The building’s form is accentuated by the triangulated diagrid façade that functions environmentally as well as aesthetically. Inspired by a pinecone, the skin simulates a living organism with sunshades that adapt and respond to the sun’s orientation to mitigate daylight, heat load, glare and wind noise, while enhancing views and natural lighting and reducing energy use. This external treatment was selected early on to optimize the building’s conflicting requirements of large spans, curved envelope and the stringent vibration conditions needed for sensitive laboratory equipment. To meet the various environmental, programmatic and formal stipulations for this initiative, technical experts utilized parametric modeling tools RHINO and Grasshopper.

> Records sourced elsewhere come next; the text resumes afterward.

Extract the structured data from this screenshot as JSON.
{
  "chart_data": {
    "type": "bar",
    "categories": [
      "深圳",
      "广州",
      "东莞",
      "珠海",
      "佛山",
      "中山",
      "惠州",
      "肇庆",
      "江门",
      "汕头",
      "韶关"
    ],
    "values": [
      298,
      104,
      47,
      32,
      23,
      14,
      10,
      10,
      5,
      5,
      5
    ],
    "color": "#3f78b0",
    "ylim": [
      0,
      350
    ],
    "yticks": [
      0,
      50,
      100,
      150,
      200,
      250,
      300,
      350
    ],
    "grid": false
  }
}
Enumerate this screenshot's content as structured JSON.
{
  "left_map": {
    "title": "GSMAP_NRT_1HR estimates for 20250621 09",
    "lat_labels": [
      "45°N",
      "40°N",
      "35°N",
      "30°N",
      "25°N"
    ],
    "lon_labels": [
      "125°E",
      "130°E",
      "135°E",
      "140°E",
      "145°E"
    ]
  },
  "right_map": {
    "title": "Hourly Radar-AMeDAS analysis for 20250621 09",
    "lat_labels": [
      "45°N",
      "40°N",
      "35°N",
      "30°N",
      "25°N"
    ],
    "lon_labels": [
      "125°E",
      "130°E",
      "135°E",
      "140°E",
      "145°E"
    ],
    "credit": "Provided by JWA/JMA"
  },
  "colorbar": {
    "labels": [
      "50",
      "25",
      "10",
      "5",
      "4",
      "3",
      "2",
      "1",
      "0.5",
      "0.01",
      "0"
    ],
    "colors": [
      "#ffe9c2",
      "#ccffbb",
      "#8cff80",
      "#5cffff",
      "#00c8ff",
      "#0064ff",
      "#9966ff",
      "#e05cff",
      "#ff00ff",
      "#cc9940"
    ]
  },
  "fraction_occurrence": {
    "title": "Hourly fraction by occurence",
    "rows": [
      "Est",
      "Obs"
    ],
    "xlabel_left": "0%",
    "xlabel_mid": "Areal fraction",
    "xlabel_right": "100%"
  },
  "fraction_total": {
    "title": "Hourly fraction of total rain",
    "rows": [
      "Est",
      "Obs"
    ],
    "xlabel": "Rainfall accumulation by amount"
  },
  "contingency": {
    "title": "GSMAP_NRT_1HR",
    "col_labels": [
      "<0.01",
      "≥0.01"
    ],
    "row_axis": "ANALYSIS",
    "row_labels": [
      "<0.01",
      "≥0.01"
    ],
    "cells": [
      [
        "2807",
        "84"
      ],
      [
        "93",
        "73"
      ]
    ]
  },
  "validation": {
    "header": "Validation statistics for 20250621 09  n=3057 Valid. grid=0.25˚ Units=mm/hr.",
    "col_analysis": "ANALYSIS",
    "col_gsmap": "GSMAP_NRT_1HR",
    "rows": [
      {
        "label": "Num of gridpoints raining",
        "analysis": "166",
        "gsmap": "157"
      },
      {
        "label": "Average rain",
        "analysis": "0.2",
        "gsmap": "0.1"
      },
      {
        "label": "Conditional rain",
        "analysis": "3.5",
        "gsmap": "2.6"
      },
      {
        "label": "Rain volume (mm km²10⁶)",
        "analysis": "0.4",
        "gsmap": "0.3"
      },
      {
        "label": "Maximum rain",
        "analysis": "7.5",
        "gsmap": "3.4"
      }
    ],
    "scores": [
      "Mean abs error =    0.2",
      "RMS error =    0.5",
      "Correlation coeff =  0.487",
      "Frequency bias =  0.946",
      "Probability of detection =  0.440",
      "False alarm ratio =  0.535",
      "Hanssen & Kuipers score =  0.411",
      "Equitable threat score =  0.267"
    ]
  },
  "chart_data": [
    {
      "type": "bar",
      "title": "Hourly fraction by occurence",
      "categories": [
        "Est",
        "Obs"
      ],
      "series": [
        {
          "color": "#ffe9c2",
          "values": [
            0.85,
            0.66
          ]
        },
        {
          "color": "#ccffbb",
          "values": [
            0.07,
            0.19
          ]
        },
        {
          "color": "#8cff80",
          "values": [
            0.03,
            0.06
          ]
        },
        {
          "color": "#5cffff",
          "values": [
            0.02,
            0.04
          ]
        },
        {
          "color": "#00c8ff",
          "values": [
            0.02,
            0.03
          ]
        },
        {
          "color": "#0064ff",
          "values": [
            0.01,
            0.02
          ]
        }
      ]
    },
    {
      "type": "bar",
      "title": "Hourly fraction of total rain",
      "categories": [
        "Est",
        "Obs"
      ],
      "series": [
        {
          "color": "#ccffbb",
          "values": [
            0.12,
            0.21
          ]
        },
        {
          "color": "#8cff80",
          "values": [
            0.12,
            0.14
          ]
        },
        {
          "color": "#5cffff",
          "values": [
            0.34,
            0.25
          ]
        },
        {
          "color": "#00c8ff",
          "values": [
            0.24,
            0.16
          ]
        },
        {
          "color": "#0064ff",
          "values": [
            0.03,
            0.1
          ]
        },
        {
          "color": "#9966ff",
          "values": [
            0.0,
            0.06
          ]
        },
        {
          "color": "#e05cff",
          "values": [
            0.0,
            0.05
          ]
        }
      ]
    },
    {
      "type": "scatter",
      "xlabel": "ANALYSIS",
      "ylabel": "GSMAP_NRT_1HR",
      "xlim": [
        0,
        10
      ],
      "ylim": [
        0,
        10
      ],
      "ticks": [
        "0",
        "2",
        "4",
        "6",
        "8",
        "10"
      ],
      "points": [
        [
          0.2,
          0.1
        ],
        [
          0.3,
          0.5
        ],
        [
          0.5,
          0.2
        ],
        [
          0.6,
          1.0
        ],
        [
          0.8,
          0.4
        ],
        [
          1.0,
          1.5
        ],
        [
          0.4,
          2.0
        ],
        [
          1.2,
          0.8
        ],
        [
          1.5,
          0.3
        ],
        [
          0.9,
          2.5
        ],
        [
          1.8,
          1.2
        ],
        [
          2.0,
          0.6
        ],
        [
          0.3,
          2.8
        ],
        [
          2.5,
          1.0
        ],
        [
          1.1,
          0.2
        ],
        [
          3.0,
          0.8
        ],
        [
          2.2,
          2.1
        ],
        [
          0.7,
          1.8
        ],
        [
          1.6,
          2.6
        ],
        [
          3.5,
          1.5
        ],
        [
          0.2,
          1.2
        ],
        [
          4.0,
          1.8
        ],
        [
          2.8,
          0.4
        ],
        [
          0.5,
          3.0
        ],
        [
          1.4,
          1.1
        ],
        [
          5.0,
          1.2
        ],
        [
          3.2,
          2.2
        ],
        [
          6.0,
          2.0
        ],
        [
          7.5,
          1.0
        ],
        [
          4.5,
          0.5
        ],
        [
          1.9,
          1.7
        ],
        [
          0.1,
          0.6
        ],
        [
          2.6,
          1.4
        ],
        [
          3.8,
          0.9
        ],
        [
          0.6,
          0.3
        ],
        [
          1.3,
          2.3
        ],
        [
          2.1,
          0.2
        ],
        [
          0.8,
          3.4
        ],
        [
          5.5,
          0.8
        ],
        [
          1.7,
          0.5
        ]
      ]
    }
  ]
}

The key driver of the building design is to foster collaboration between researchers. This is achieved by atria and bridges, visual connection between floors and the interconnecting spiral stair. The facility provides nine fully flexible wet and dry laboratory modules. Each module—comprising open lab space with benches, lab support rooms and write-up space—are connected by the lobby and bridge via the atria and arranged adjacently to encourage interaction and transparency.
This is the first LEED Gold laboratory building in Australia, attained by moves such as the passive design of the floor plates and the use of a diagrid façade, both of which optimize natural light and minimize energy use. Other sustainable initiatives include collection and recycling of water, reduction in energy loads and intelligent mechanical systems that draw air in from the cooler lower levels. Providing a resource to both the public and its users, the facility showcases sustainable urban design strategies and successfully interact with the city’s public transport, cycling and walking networks.